A passionate advocate for nuclear disarmament who has made repeated visits to Hiroshima, Guterres said that being in the city that suffered the world's first atomic bombing on Aug. 6, 1945, is "emotional" and "goes to the bottom of my deep beliefs."

U.N. Secretary General Antonio Guterres gives an interview in Hiroshima on May 20, 2023. The U.N. chief is in Hiroshima as the United Nations and other international organizations have been invited to a three-day Group of Seven summit taking place through May 21 in the western Japan city. (Kyodo) ==Kyodo

Prime Minister Fumio Kishida has made "realizing a world without nuclear weapons" a key theme of the gathering, and he and his G-7 counterparts took a historic tour of the Hiroshima Peace Memorial Museum and met an atomic bomb survivor there the previous day.

The G-7 nations include three nuclear-possessing countries -- the United States, Britain and France -- as well as Canada, Germany, Italy and Japan, which are protected under nuclear umbrellas.

While acknowledging the differences between G-7 nations and China about human rights and other issues, Guterres called for "active dialogue and cooperation" between them on climate change and sustainable development.

"I believe it is very important to avoid the division of the world into two, and it's very important to create bridges for serious negotiation," he said.

Guterres was present at the 2022 ceremony to mark the atomic bombing's anniversary, during which he urged nuclear states to adopt a "no first use" policy on nuclear weapons that would mean they promise not to use them unless attacked with them first.

The secretary general hailed the courage of atomic bomb survivors, known in Japan as hibakusha, saying previous trips to Hiroshima left him "deeply moved by their resilience, their courage, their voice."

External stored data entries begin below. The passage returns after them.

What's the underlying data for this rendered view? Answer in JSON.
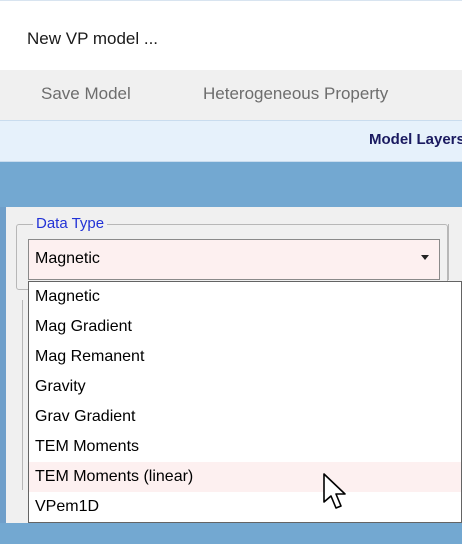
{
  "window": {
    "title": "New VP model ..."
  },
  "menubar": {
    "items": [
      {
        "label": "Save Model"
      },
      {
        "label": "Heterogeneous Property"
      }
    ]
  },
  "tab": {
    "label": "Model Layers"
  },
  "data_type": {
    "group_label": "Data Type",
    "selected_value": "Magnetic",
    "options": [
      "Magnetic",
      "Mag Gradient",
      "Mag Remanent",
      "Gravity",
      "Grav Gradient",
      "TEM Moments",
      "TEM Moments (linear)",
      "VPem1D"
    ],
    "hovered_option": "TEM Moments (linear)"
  },
  "colors": {
    "accent_bar": "#73a8d1",
    "group_label": "#2232d6",
    "tab_header_bg": "#e6f1fb",
    "hover_bg": "#fdf0f0"
  }
}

"They should be seen by everybody in the world as a fundamental reason to consider nuclear disarmament a priority," he said.

Speaking on the same day that Ukrainian President Volodymyr Zelenskyy arrived in Japan for the summit after he had initially been expected to participate online, Guterres said Zelenskyy being invited to the summit was a "natural development," but that he felt "peace is not in the immediate horizon" in the country's conflict with Russia.

Regarding the news Wednesday of a 60-day extension to the United Nations-brokered deal involving Russia and Turkey that protects global food security by enabling Ukraine to export grain through the Black Sea, Guterres said it was "a matter of doing everything we can to minimize the impact of this war."

On nuclear threats elsewhere in the world, the secretary general said North Korea's missile tests, which reached a record high number last year, are "unacceptable" and that the country's possession of nuclear weapons was also "totally intolerable."

He is scheduled to hold a press conference Sunday.